ABD para alanında ilginç gelişmeler oluyor. Uzun süre devam eden likidite genişlemesinin daraltılmasına başlanacak olması bu ilginç durumlardan birisi. Bu bağlamda henüz acil bir durum yok. Bu işin zaman alacağı biliniyor. Ama, Fed’in parasal daraltmayı başlatma tarihi konusundaki bilinmezlik devam ediyor. Hem piyasa profesyonellerinin hem de Fed yetkililerinin kendi aralarında bu konuda farklılıklar var. Kimisi söz konusu daraltma adımının başlangıç noktası olarak Haziran ayını işaret ediyor, bazıları ise bu işin sonbahara hatta bunun bile ötesine sarkabileceği kanısında. Bu öngörülerin maddi bir temeli var mı derseniz, yok. Bu nedenle Fed toplantıları arkasından yapılan açıklama ve yorumlardan, olsa olsa metoduyla yapılan çıkarsamalara dayalı beklentiler gündemi işgal ediyor. Geldiğimiz noktaya kadar Fed bu beklentileri sözel müdahalelerle yönlendirmeye çalıştı. Çoğu kez de bu sözel müdahalelerde tek bir sözcük pivot rolü üstlendi. Son aylardaki Fed açıklamalarında “sabır” sözcüğü kilit sözcük haline getirildi. 

Fed’in faiz yükseltmekte acele etmeyeceği, sabırla davranacağı ima ediliyordu. Şimdi bu sabrın ne zaman tükeneceğine ilişkin işaret bekleniyor. Burada kilit olan adım da sabırlı olma sözcüğünün açıklamadan çıkartılması olacak. Bu adımla birlikte faiz yükseltilme tarihinin de kesinleşeceği umut ediliyor. Bu haftaki Fed toplantısının da mana ve ehemmiyeti buradan kaynaklanıyor. Ne olacağı bilinmez tabii ama genel kanaat Fed’in bir takvim açıklamaktansa sabırlı olmayı sürdüreceği yönünde. 
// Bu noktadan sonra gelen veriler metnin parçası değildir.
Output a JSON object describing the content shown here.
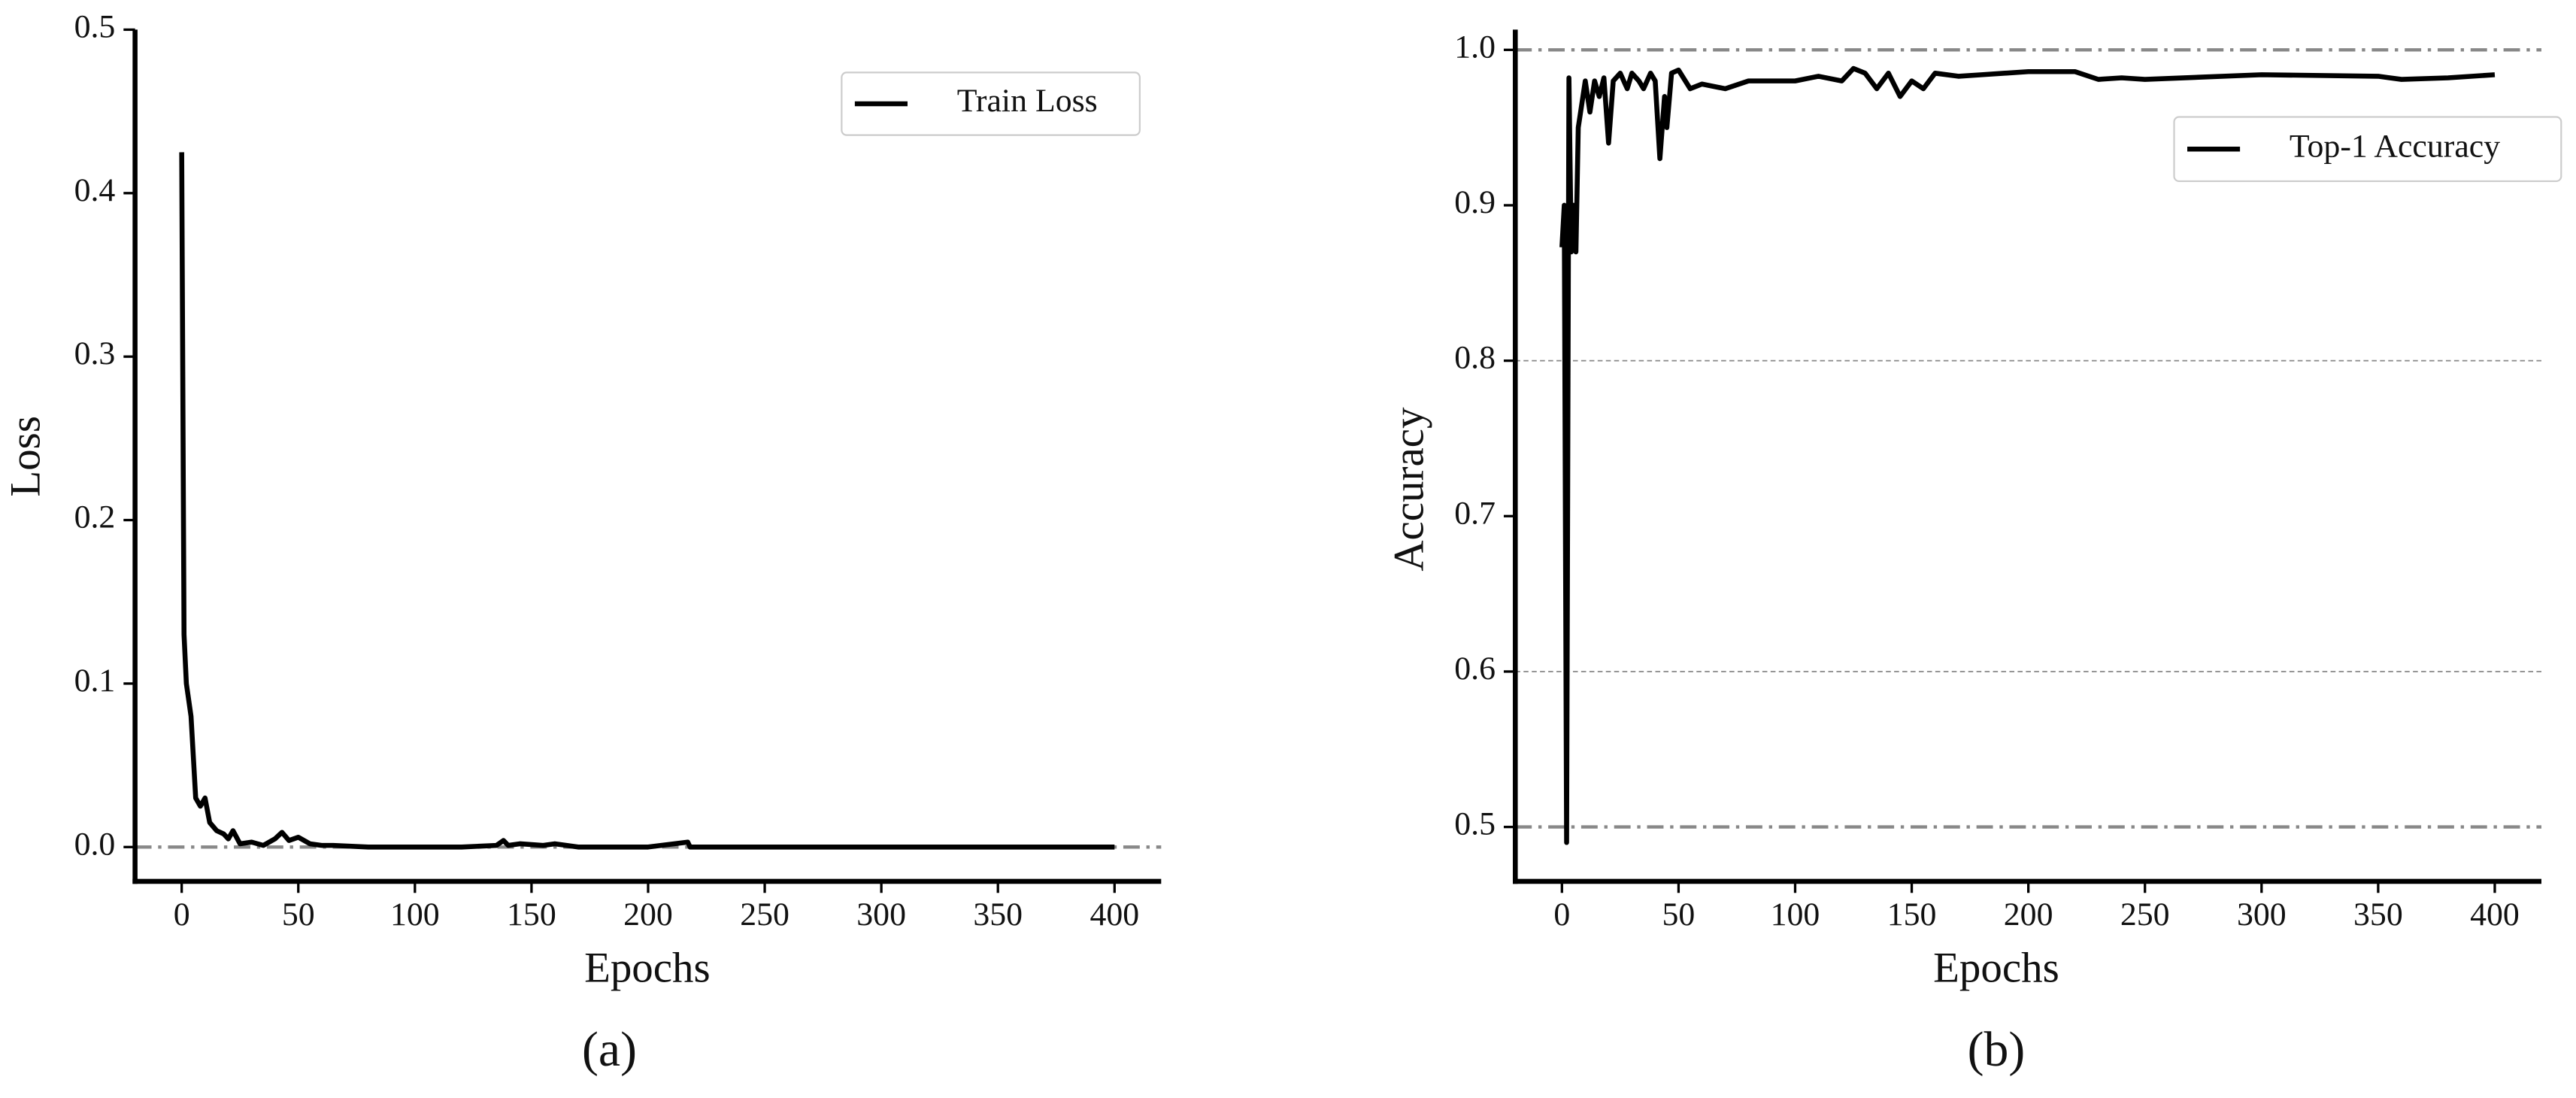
{
  "chart_data": [
    {
      "type": "line",
      "panel_label": "(a)",
      "x_label": "Epochs",
      "y_label": "Loss",
      "xlim": [
        -20,
        420
      ],
      "ylim": [
        -0.021,
        0.5
      ],
      "xticks": [
        0,
        50,
        100,
        150,
        200,
        250,
        300,
        350,
        400
      ],
      "yticks": [
        {
          "value": 0,
          "label": "0.0"
        },
        0.1,
        0.2,
        0.3,
        0.4,
        0.5
      ],
      "hlines": [
        {
          "value": 0,
          "style": "dashdot"
        }
      ],
      "legend": "upper right",
      "x": [
        0,
        1,
        2,
        4,
        6,
        8,
        10,
        12,
        15,
        18,
        20,
        22,
        25,
        30,
        35,
        40,
        43,
        46,
        50,
        55,
        60,
        65,
        80,
        100,
        120,
        135,
        138,
        140,
        145,
        155,
        160,
        165,
        170,
        200,
        217,
        218,
        220,
        250,
        300,
        350,
        400
      ],
      "series": [
        {
          "name": "Train Loss",
          "color": "#000000",
          "values": [
            0.425,
            0.13,
            0.1,
            0.08,
            0.03,
            0.025,
            0.03,
            0.015,
            0.01,
            0.008,
            0.005,
            0.01,
            0.002,
            0.003,
            0.001,
            0.005,
            0.009,
            0.004,
            0.006,
            0.002,
            0.001,
            0.001,
            0,
            0,
            0,
            0.001,
            0.004,
            0.001,
            0.002,
            0.001,
            0.002,
            0.001,
            0,
            0,
            0.003,
            0,
            0,
            0,
            0,
            0,
            0
          ]
        }
      ]
    },
    {
      "type": "line",
      "panel_label": "(b)",
      "x_label": "Epochs",
      "y_label": "Accuracy",
      "xlim": [
        -20,
        420
      ],
      "ylim": [
        0.465,
        1.013
      ],
      "xticks": [
        0,
        50,
        100,
        150,
        200,
        250,
        300,
        350,
        400
      ],
      "yticks": [
        0.5,
        0.6,
        0.7,
        0.8,
        0.9,
        {
          "value": 1,
          "label": "1.0"
        }
      ],
      "hlines": [
        {
          "value": 1,
          "style": "dashdot"
        },
        {
          "value": 0.8,
          "style": "dashed"
        },
        {
          "value": 0.6,
          "style": "dashed"
        },
        {
          "value": 0.5,
          "style": "dashdot"
        }
      ],
      "legend": "upper right",
      "x": [
        0,
        1,
        2,
        3,
        4,
        5,
        6,
        7,
        8,
        10,
        12,
        14,
        16,
        18,
        20,
        22,
        25,
        28,
        30,
        33,
        35,
        38,
        40,
        42,
        44,
        45,
        47,
        50,
        55,
        60,
        70,
        80,
        100,
        110,
        120,
        125,
        130,
        135,
        140,
        145,
        150,
        155,
        160,
        170,
        180,
        200,
        220,
        230,
        240,
        250,
        300,
        350,
        360,
        380,
        400
      ],
      "series": [
        {
          "name": "Top-1 Accuracy",
          "color": "#000000",
          "values": [
            0.873,
            0.9,
            0.49,
            0.982,
            0.87,
            0.9,
            0.87,
            0.95,
            0.96,
            0.98,
            0.96,
            0.98,
            0.97,
            0.982,
            0.94,
            0.98,
            0.985,
            0.975,
            0.985,
            0.98,
            0.975,
            0.985,
            0.98,
            0.93,
            0.97,
            0.95,
            0.985,
            0.987,
            0.975,
            0.978,
            0.975,
            0.98,
            0.98,
            0.983,
            0.98,
            0.988,
            0.985,
            0.975,
            0.985,
            0.97,
            0.98,
            0.975,
            0.985,
            0.983,
            0.984,
            0.986,
            0.986,
            0.981,
            0.982,
            0.981,
            0.984,
            0.983,
            0.981,
            0.982,
            0.984
          ]
        }
      ]
    }
  ]
}
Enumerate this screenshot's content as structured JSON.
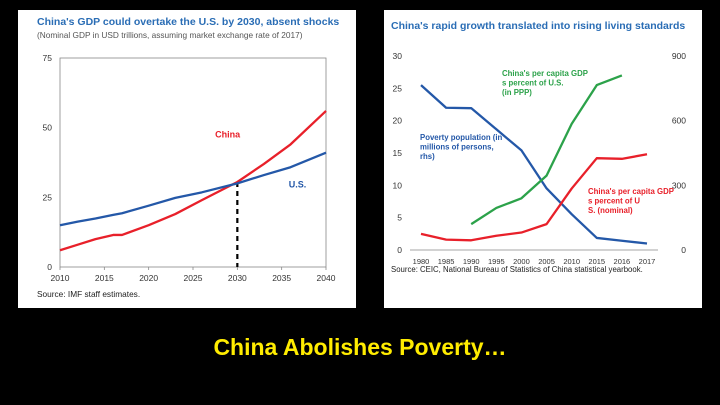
{
  "caption": "China Abolishes Poverty…",
  "chart_data": [
    {
      "type": "line",
      "title": "China's GDP could overtake the U.S. by 2030, absent shocks",
      "subtitle": "(Nominal GDP in USD trillions, assuming market exchange rate of 2017)",
      "source": "Source: IMF staff estimates.",
      "xlim": [
        2010,
        2040
      ],
      "ylim": [
        0,
        75
      ],
      "xticks": [
        "2010",
        "2015",
        "2020",
        "2025",
        "2030",
        "2035",
        "2040"
      ],
      "yticks": [
        "0",
        "25",
        "50",
        "75"
      ],
      "x": [
        2010,
        2012,
        2014,
        2016,
        2017,
        2020,
        2023,
        2026,
        2030,
        2033,
        2036,
        2040
      ],
      "series": [
        {
          "name": "China",
          "color": "#e8202a",
          "values": [
            6,
            8,
            10,
            11.5,
            11.5,
            15,
            19,
            24,
            30.5,
            37,
            44,
            56
          ]
        },
        {
          "name": "U.S.",
          "color": "#2458a8",
          "values": [
            15,
            16.3,
            17.4,
            18.7,
            19.3,
            22,
            24.8,
            26.8,
            30,
            33,
            35.8,
            41
          ]
        }
      ],
      "annotation": {
        "x": 2030,
        "style": "dashed",
        "color": "#000000"
      }
    },
    {
      "type": "line",
      "title": "China's rapid growth translated into rising living standards",
      "source": "Source: CEIC, National Bureau of Statistics of China statistical yearbook.",
      "x_categories": [
        "1980",
        "1985",
        "1990",
        "1995",
        "2000",
        "2005",
        "2010",
        "2015",
        "2016",
        "2017"
      ],
      "ylim_left": [
        0,
        30
      ],
      "ylim_right": [
        0,
        900
      ],
      "yticks_left": [
        "0",
        "5",
        "10",
        "15",
        "20",
        "25",
        "30"
      ],
      "yticks_right": [
        "0",
        "300",
        "600",
        "900"
      ],
      "series": [
        {
          "name": "Poverty population (in millions of persons, rhs)",
          "axis": "right",
          "color": "#2458a8",
          "values": [
            765,
            660,
            658,
            560,
            462,
            286,
            166,
            56,
            43,
            30
          ]
        },
        {
          "name": "China's per capita GDP as percent of U.S. (in PPP)",
          "axis": "left",
          "color": "#2ca24a",
          "values": [
            null,
            null,
            4,
            6.5,
            8,
            11.5,
            19.5,
            25.5,
            27,
            null
          ]
        },
        {
          "name": "China's per capita GDP as percent of U.S. (nominal)",
          "axis": "left",
          "color": "#e8202a",
          "values": [
            2.5,
            1.6,
            1.5,
            2.2,
            2.7,
            4,
            9.5,
            14.2,
            14.1,
            14.8
          ]
        }
      ]
    }
  ]
}
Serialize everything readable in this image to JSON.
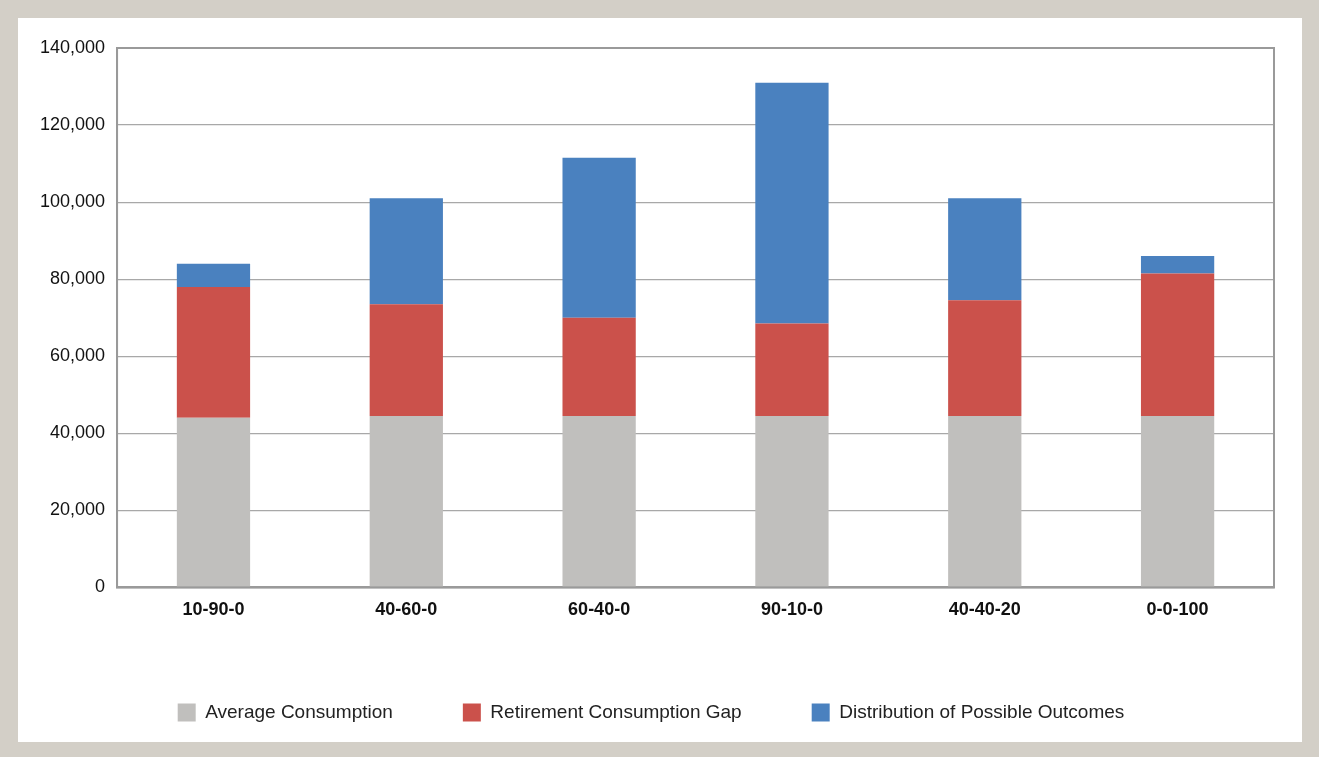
{
  "chart_data": {
    "type": "bar",
    "stacked": true,
    "categories": [
      "10-90-0",
      "40-60-0",
      "60-40-0",
      "90-10-0",
      "40-40-20",
      "0-0-100"
    ],
    "series": [
      {
        "name": "Average Consumption",
        "color": "#c0bfbd",
        "values": [
          44000,
          44500,
          44500,
          44500,
          44500,
          44500
        ]
      },
      {
        "name": "Retirement Consumption Gap",
        "color": "#cb514b",
        "values": [
          34000,
          29000,
          25500,
          24000,
          30000,
          37000
        ]
      },
      {
        "name": "Distribution of Possible Outcomes",
        "color": "#4a81bf",
        "values": [
          6000,
          27500,
          41500,
          62500,
          26500,
          4500
        ]
      }
    ],
    "ylim": [
      0,
      140000
    ],
    "yticks": [
      0,
      {
        "value": 20000,
        "label": "20,000"
      },
      {
        "value": 40000,
        "label": "40,000"
      },
      {
        "value": 60000,
        "label": "60,000"
      },
      {
        "value": 80000,
        "label": "80,000"
      },
      {
        "value": 100000,
        "label": "100,000"
      },
      {
        "value": 120000,
        "label": "120,000"
      },
      {
        "value": 140000,
        "label": "140,000"
      }
    ],
    "grid": "y",
    "legend": "bottom"
  }
}
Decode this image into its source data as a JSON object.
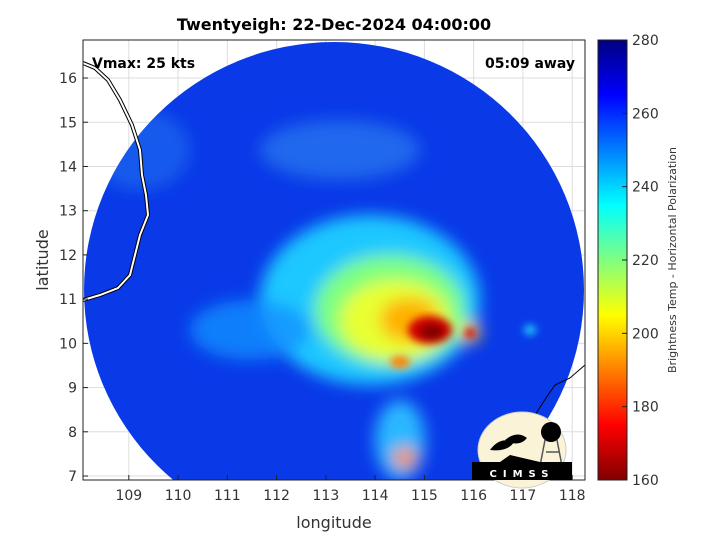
{
  "title": "Twentyeigh: 22-Dec-2024 04:00:00",
  "annotations": {
    "vmax": "Vmax: 25 kts",
    "time_away": "05:09 away"
  },
  "logo": {
    "text": "CIMSS"
  },
  "chart_data": {
    "type": "heatmap",
    "xlabel": "longitude",
    "ylabel": "latitude",
    "xlim": [
      108.07,
      118.26
    ],
    "ylim": [
      6.91,
      16.86
    ],
    "xticks": [
      109,
      110,
      111,
      112,
      113,
      114,
      115,
      116,
      117,
      118
    ],
    "yticks": [
      7,
      8,
      9,
      10,
      11,
      12,
      13,
      14,
      15,
      16
    ],
    "grid": true,
    "colorbar": {
      "label": "Brightness Temp - Horizontal Polarization",
      "range": [
        160,
        280
      ],
      "ticks": [
        160,
        180,
        200,
        220,
        240,
        260,
        280
      ],
      "colormap": "jet"
    },
    "swath_center": [
      113.1,
      10.9
    ],
    "coldest_core": {
      "lon": 115.1,
      "lat": 10.3,
      "value": 165
    }
  }
}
Fed’in alacağı kararın hemen ertesi gün toplanacak olan TCMB Para Politikası Kurulu açısından da önemli olacağını düşünüyorum. Aslında, bu toplantıda PPK’nın faizle ilgili tavrı merakla bekleniyor. İş tatlıya bağlandı ama TCMB’nin faiz kararı açısından hala sıkışık bir konumda olduğu biliniyor. Malum, siyaset faizin indirilmesini istiyor. Eskiden bunu sert biçimde ifade ediyordu, şimdi aynı talebi tatlıya bağlanmış biçimde tekrar eder mi diye bir merak var. TCMB’nin faiz indirimine pek sıcak bakmadığı da biliniyor. Şimdi bu direncini tatlı tatlı sürdürür mü diye merak ediliyor. Bu bağlamda TCMB’nin neyi ne kadar rahat yapabileceği üzerinde Fed’in önceden açıklayacağı kararı etkili olur diye düşünüyorum. 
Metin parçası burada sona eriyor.